Rychtal  is a village in Kępno County, Greater Poland Voivodeship, in west-central Poland. It is the seat of the gmina (administrative district) called Gmina Rychtal.

Geography
Part of the Silesia historical region, it is situated close to the administrative border with Opole Voivodeship, located approximately  south-west of Kępno, on the road to Namysłów, and  south-east of the regional capital Poznań.

History
A former Slavic settlement at the site called Będłowice or Bandlowice is documented in 1222, when the estates were held by the Teutonic Order. From 1233 onwards, the Silesian duke Henry the Bearded opened the remote area to German and Walloon colonists in the course of the mediaeval Ostsiedlung migration. Their settlement Reichthal ("Rich Valley") was first mentioned as a town in 1294, then a possession of the Bishops of Wrocław. It replaced the older Slavic locality, nevertheless, due to the proximity of the episcopal lands to Greater Poland, the Rychtal area remained bilingual with both German and Polish speaking populations and predominantly Catholic.

After the secularization of the Bishopric's estates under Prussian rule in 1810, Rychtal belonged to the Namslau district of the Silesia Province. After the German defeat in World War I, the area (Reichthaler Ländchen) was allocated to the Greater Polish Poznań Voivodeship of the Second Polish Republic by the 1919 Treaty of Versailles. The adjacent area of the Namslau district around Noldau (present-day Domaszowice) in the south was included in the 1921 Upper Silesia plebiscite with 97.6% of the votes being cast for Germany.

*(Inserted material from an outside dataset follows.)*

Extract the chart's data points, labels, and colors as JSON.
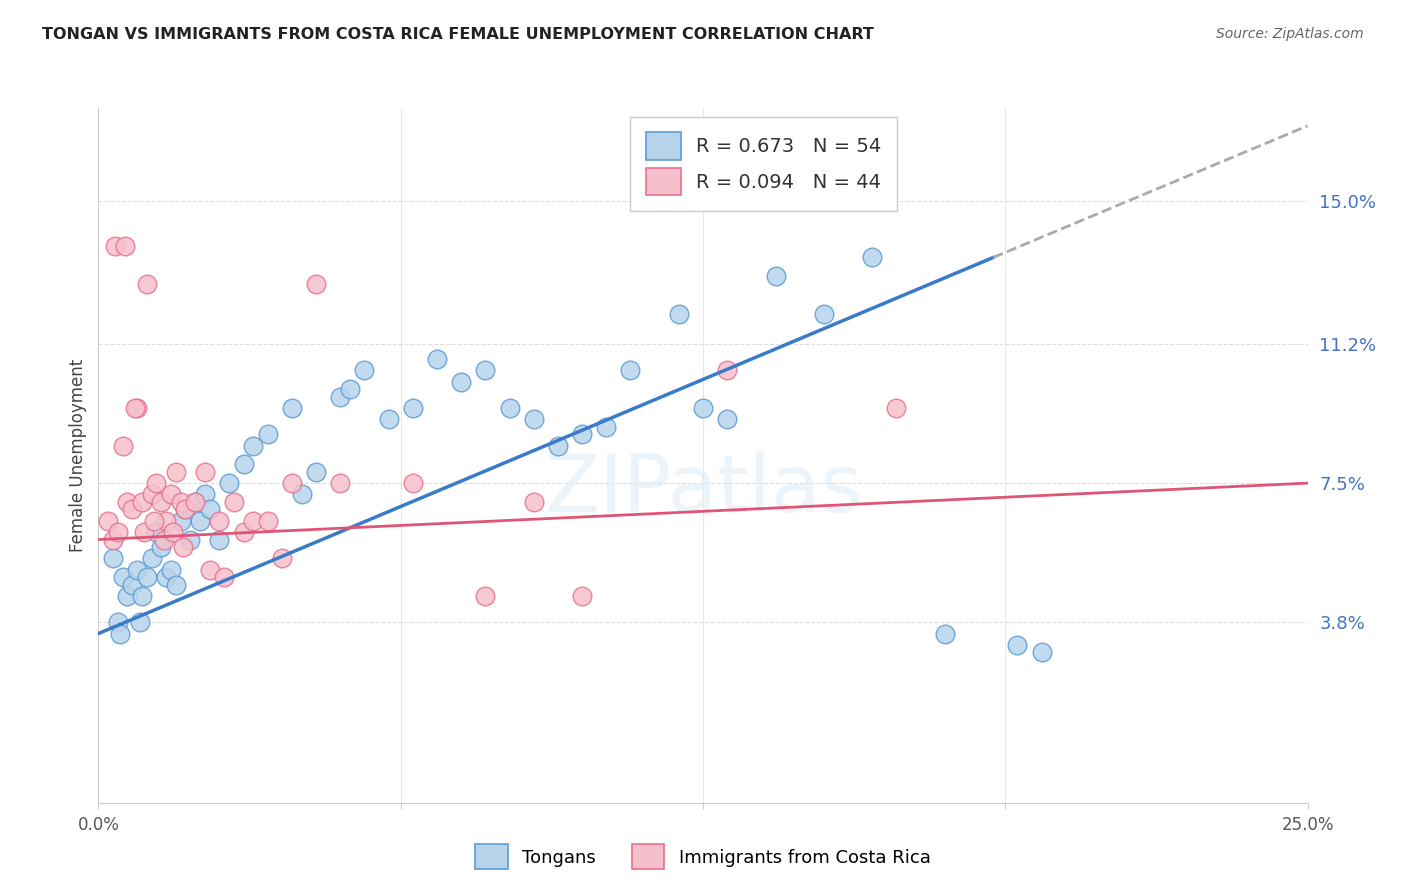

Rychtal lost town privileges in 1934. In the course of the 1939 Invasion of Poland, it was again occupied by Nazi Germany as part of the "Reichsgau Wartheland", attended with persecutions of the Polish speaking inhabitants. The area was overrun by the Red Army in the course of the Vistula–Oder Offensive in January 1945 and restored to the Republic of Poland.